Coastal Health District receives first shipment of Moderna’s vaccine

Coastal Health District receives first shipment of Moderna’s vaccine

CHATHAM COUNTY, Ga. (WTOC) - The Coastal Health District (CHD) has received their first shipment of Moderna’s COVID-19 vaccine.

The CHD director said the district received 2,100 doses of the vaccine for their health departments and it will begin being used in conjunction with the supply of Pfizer’s vaccine soon.

Dr. Lawton Davis says of the 2,100 doses they got from Moderna, 400 will stay in Chatham County with the others being sent throughout the district.

But the challenge now focuses on planning. Moderna’s vaccine can be refrigerated longer, but it poses scheduling complications.

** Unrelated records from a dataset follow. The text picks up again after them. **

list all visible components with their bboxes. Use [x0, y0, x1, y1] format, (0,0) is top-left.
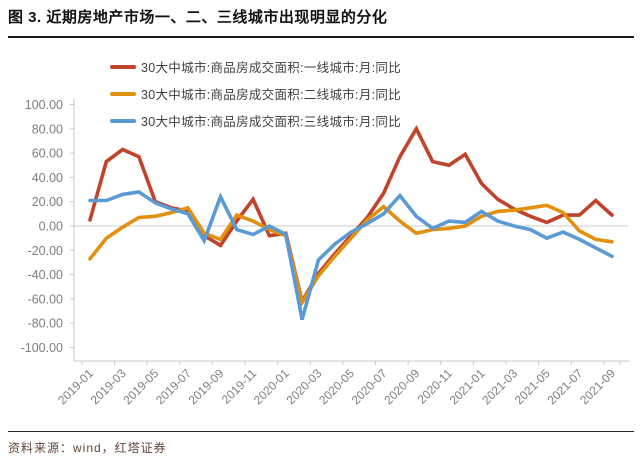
x-tick-label: 2021-09	[577, 366, 618, 407]
legend-item: 30大中城市:商品房成交面积:一线城市:月:同比	[110, 53, 401, 80]
y-tick-label: -40.00	[28, 268, 63, 282]
legend-item: 30大中城市:商品房成交面积:二线城市:月:同比	[110, 80, 401, 107]
y-tick-label: -60.00	[28, 292, 63, 306]
legend-item: 30大中城市:商品房成交面积:三线城市:月:同比	[110, 107, 401, 134]
y-tick-label: 80.00	[32, 122, 63, 136]
series-line-3	[88, 190, 614, 321]
x-tick-label: 2019-09	[186, 366, 227, 407]
y-tick-label: 0.00	[39, 220, 63, 234]
y-tick-label: -100.00	[21, 341, 63, 355]
x-tick-label: 2020-09	[381, 366, 422, 407]
y-tick-label: 20.00	[32, 195, 63, 209]
legend-label: 30大中城市:商品房成交面积:一线城市:月:同比	[141, 61, 401, 75]
legend-line-swatch-icon	[110, 91, 136, 96]
source-note: 资料来源：wind，红塔证券	[8, 431, 634, 456]
legend-label: 30大中城市:商品房成交面积:三线城市:月:同比	[141, 115, 401, 129]
legend-label: 30大中城市:商品房成交面积:二线城市:月:同比	[141, 88, 401, 102]
legend-line-swatch-icon	[110, 64, 136, 69]
y-tick-label: 60.00	[32, 147, 63, 161]
y-tick-label: -20.00	[28, 244, 63, 258]
chart-legend: 30大中城市:商品房成交面积:一线城市:月:同比 30大中城市:商品房成交面积:二…	[110, 53, 401, 134]
y-tick-label: 40.00	[32, 171, 63, 185]
y-tick-label: -80.00	[28, 317, 63, 331]
series-line-2	[88, 203, 614, 308]
figure-title: 图 3. 近期房地产市场一、二、三线城市出现明显的分化	[8, 6, 634, 38]
legend-line-swatch-icon	[110, 118, 136, 123]
y-tick-label: 100.00	[25, 98, 63, 112]
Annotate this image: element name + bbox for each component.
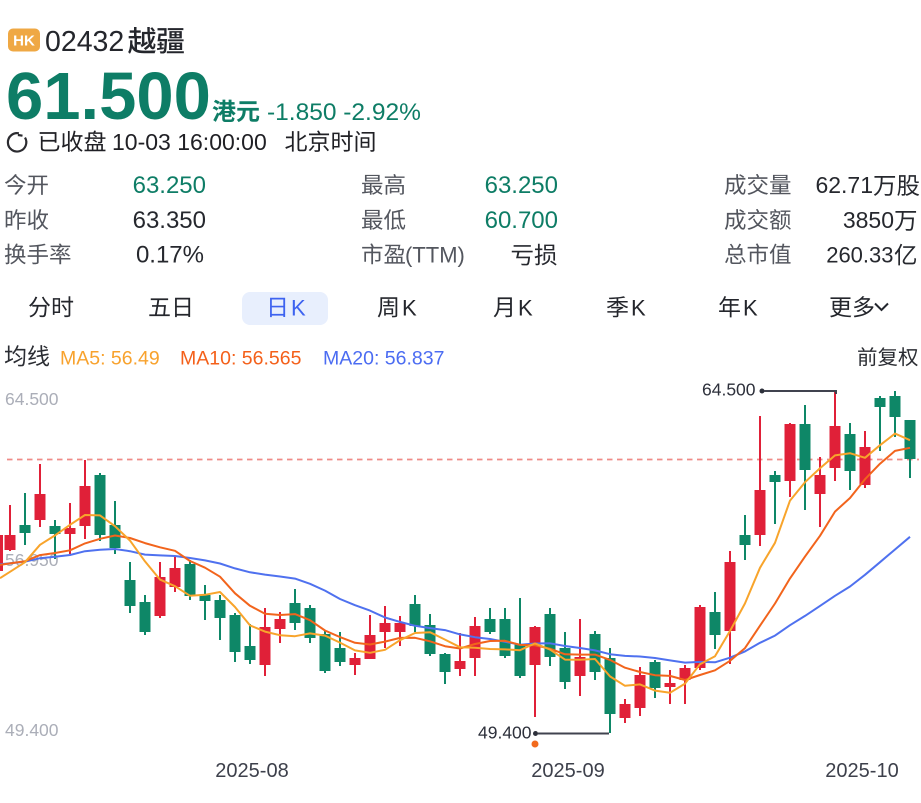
svg-text:2025-08: 2025-08 — [215, 760, 288, 782]
svg-text:K: K — [518, 296, 533, 321]
svg-text:64.500: 64.500 — [702, 380, 756, 400]
svg-text:(TTM): (TTM) — [405, 243, 465, 268]
svg-text:260.33: 260.33 — [826, 243, 893, 268]
svg-text:K: K — [743, 296, 758, 321]
svg-text:63.250: 63.250 — [485, 172, 558, 199]
svg-text:10-03 16:00:00: 10-03 16:00:00 — [112, 129, 267, 155]
svg-text:63.350: 63.350 — [133, 207, 206, 234]
svg-text:2025-09: 2025-09 — [531, 760, 604, 782]
svg-text:64.500: 64.500 — [5, 389, 59, 409]
svg-text:0.17%: 0.17% — [136, 242, 204, 269]
svg-text:49.400: 49.400 — [478, 723, 532, 743]
svg-text:-1.850 -2.92%: -1.850 -2.92% — [267, 99, 421, 126]
svg-text:K: K — [631, 296, 646, 321]
svg-text:49.400: 49.400 — [5, 720, 59, 740]
svg-text:02432: 02432 — [45, 26, 124, 58]
svg-text:MA5: 56.49: MA5: 56.49 — [60, 348, 160, 370]
svg-text:K: K — [402, 296, 417, 321]
svg-text:HK: HK — [13, 33, 35, 50]
svg-text:MA20: 56.837: MA20: 56.837 — [323, 348, 444, 370]
svg-text:61.500: 61.500 — [6, 59, 211, 134]
svg-text:62.71: 62.71 — [815, 172, 873, 198]
svg-text:63.250: 63.250 — [133, 172, 206, 199]
svg-text:2025-10: 2025-10 — [825, 760, 898, 782]
svg-text:60.700: 60.700 — [485, 207, 558, 234]
svg-text:3850: 3850 — [843, 207, 894, 233]
svg-text:K: K — [291, 296, 306, 321]
svg-text:MA10: 56.565: MA10: 56.565 — [180, 348, 302, 370]
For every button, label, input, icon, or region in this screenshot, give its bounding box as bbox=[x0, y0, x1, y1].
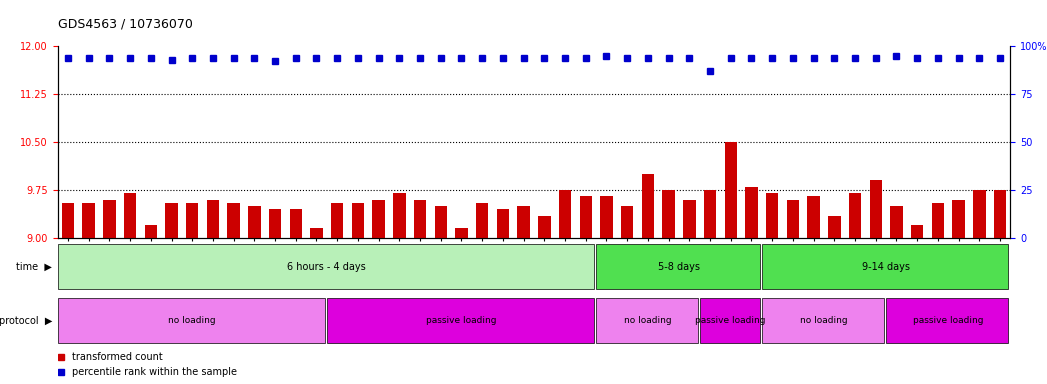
Text: no loading: no loading bbox=[800, 316, 848, 325]
Bar bbox=[269, 209, 282, 238]
FancyBboxPatch shape bbox=[762, 245, 1008, 290]
Bar bbox=[663, 190, 675, 238]
Bar bbox=[849, 193, 862, 238]
Text: time  ▶: time ▶ bbox=[17, 262, 52, 272]
FancyBboxPatch shape bbox=[886, 298, 1008, 343]
Bar bbox=[600, 197, 612, 238]
Bar bbox=[435, 206, 447, 238]
Text: no loading: no loading bbox=[169, 316, 216, 325]
Bar bbox=[745, 187, 758, 238]
Bar bbox=[104, 200, 115, 238]
Bar bbox=[165, 203, 178, 238]
Text: GDS4563 / 10736070: GDS4563 / 10736070 bbox=[58, 18, 193, 31]
Bar bbox=[932, 203, 944, 238]
Text: percentile rank within the sample: percentile rank within the sample bbox=[72, 367, 238, 377]
FancyBboxPatch shape bbox=[762, 298, 884, 343]
Bar bbox=[455, 228, 468, 238]
FancyBboxPatch shape bbox=[596, 298, 697, 343]
Bar bbox=[393, 193, 405, 238]
Bar bbox=[973, 190, 985, 238]
Bar bbox=[766, 193, 778, 238]
Text: passive loading: passive loading bbox=[913, 316, 983, 325]
Bar bbox=[683, 200, 695, 238]
Text: protocol  ▶: protocol ▶ bbox=[0, 316, 52, 326]
Bar bbox=[538, 216, 551, 238]
Text: transformed count: transformed count bbox=[72, 352, 163, 362]
Bar bbox=[496, 209, 509, 238]
Bar bbox=[869, 180, 882, 238]
Text: passive loading: passive loading bbox=[695, 316, 766, 325]
Bar bbox=[290, 209, 302, 238]
Bar bbox=[310, 228, 322, 238]
Text: 5-8 days: 5-8 days bbox=[658, 262, 700, 272]
Bar bbox=[186, 203, 199, 238]
FancyBboxPatch shape bbox=[327, 298, 594, 343]
FancyBboxPatch shape bbox=[58, 298, 325, 343]
Bar bbox=[414, 200, 426, 238]
Bar bbox=[786, 200, 799, 238]
Bar bbox=[62, 203, 74, 238]
Bar bbox=[227, 203, 240, 238]
Text: no loading: no loading bbox=[624, 316, 672, 325]
Bar bbox=[248, 206, 261, 238]
Bar bbox=[144, 225, 157, 238]
Bar bbox=[580, 197, 592, 238]
FancyBboxPatch shape bbox=[58, 245, 594, 290]
FancyBboxPatch shape bbox=[699, 298, 760, 343]
Bar bbox=[704, 190, 716, 238]
Bar bbox=[83, 203, 95, 238]
Bar bbox=[476, 203, 488, 238]
Text: 9-14 days: 9-14 days bbox=[862, 262, 910, 272]
Bar bbox=[621, 206, 633, 238]
Bar bbox=[331, 203, 343, 238]
Bar bbox=[890, 206, 903, 238]
Text: passive loading: passive loading bbox=[426, 316, 496, 325]
Bar bbox=[373, 200, 385, 238]
Bar bbox=[725, 142, 737, 238]
Bar bbox=[559, 190, 572, 238]
Bar bbox=[124, 193, 136, 238]
Bar bbox=[828, 216, 841, 238]
Text: 6 hours - 4 days: 6 hours - 4 days bbox=[288, 262, 366, 272]
FancyBboxPatch shape bbox=[596, 245, 760, 290]
Bar bbox=[911, 225, 923, 238]
Bar bbox=[953, 200, 964, 238]
Bar bbox=[994, 190, 1006, 238]
Bar bbox=[517, 206, 530, 238]
Bar bbox=[807, 197, 820, 238]
Bar bbox=[642, 174, 654, 238]
Bar bbox=[352, 203, 364, 238]
Bar bbox=[206, 200, 219, 238]
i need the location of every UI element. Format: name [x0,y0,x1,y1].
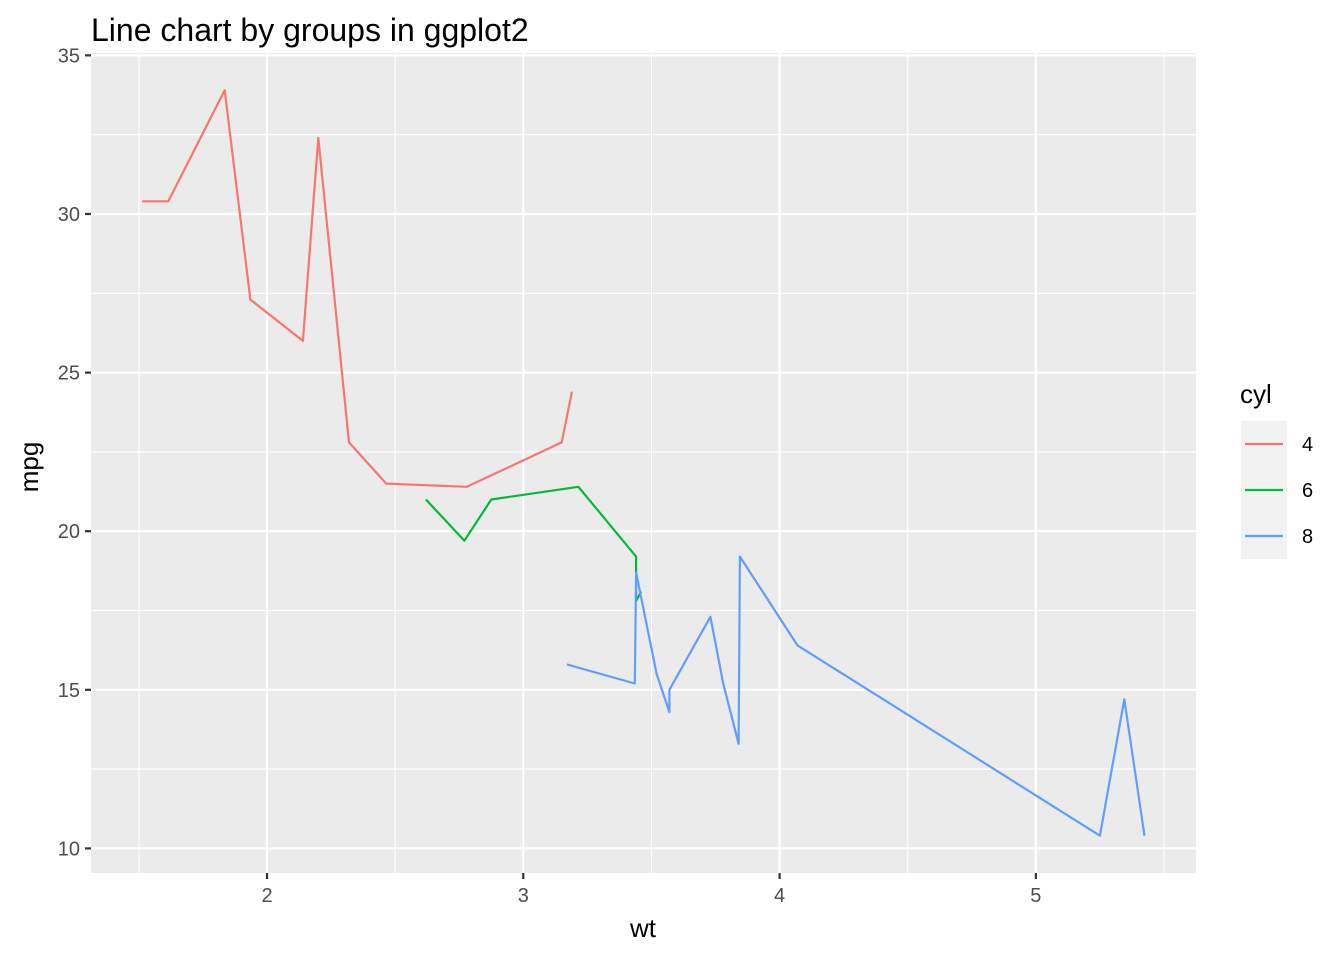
legend-label-cyl-8: 8 [1302,526,1313,548]
legend-label-cyl-4: 4 [1302,434,1313,456]
y-tick-label: 25 [58,363,80,385]
plot-panel [91,53,1196,873]
x-axis-title: wt [629,913,657,943]
y-axis-title: mpg [14,442,44,493]
y-axis: 10 15 20 25 30 35 [58,45,91,860]
legend-items: 4 6 8 [1241,421,1313,559]
chart-title: Line chart by groups in ggplot2 [91,12,529,48]
x-tick-label: 3 [518,885,529,907]
series-line-cyl-8 [566,555,1146,837]
x-tick-label: 2 [261,885,272,907]
x-tick-label: 5 [1030,885,1041,907]
x-tick-label: 4 [774,885,785,907]
y-tick-label: 35 [58,45,80,67]
legend: cyl 4 6 8 [1240,379,1313,559]
legend-label-cyl-6: 6 [1302,480,1313,502]
y-tick-label: 30 [58,204,80,226]
y-tick-label: 10 [58,838,80,860]
y-tick-label: 15 [58,680,80,702]
minor-gridlines [91,53,1196,873]
major-gridlines [91,53,1196,873]
series-line-cyl-4 [142,89,574,488]
series-lines [142,89,1146,837]
y-tick-label: 20 [58,521,80,543]
legend-title: cyl [1240,379,1272,409]
x-axis: 2 3 4 5 [261,873,1041,907]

“The Moderna vaccine comes in a multidose vial that contains ten doses and once you put a needle into that multidose vial the first time to withdraw a specimen, you then are on the clock and you have to use that entire vial within six hours or the rest of it is wasted,” Dr. Davis said.

To avoid that, the district is focused on appointment bases vaccinations. While they are still working out the best practice, Dr. Davis says the challenge is in rural communities.

“In a rural county there may only be, you know, 10 or 15 providers in some of the small counties and if only 30 percent of those you know want to actually take the vaccine, there may not be 10 people available to use the entire ten dose Moderna vial so again it becomes a bit of a puzzle,” Dr. Davis said.

As of right now, Dr. Davis says they are still in tier 1A and have used only about 45 percent of their Pfizer shipment in the first week because of the scheduling components. With the additional doses from Moderna, vaccinations will continue but he does not know for sure when the next tier will begin.

In fact, he says it’s important to remember though we are seeing shots of hope, it’s not over.

“There’s a sense of relief that we know the vaccine is in the community and that people are receiving it, but basically not very many people have gotten it yet and it takes a while for them to be protected and we don’t know that it protects them from the asymptomatic infection so in reality as far as the general population being able to prevent the spread or prevent themselves from catching it the message is exactly the same,” Dr. Davis said.

Dr. Davis says with the holiday coming up and infections in our area on the rise, we must keep our distance, wash our hands, and wear a mask.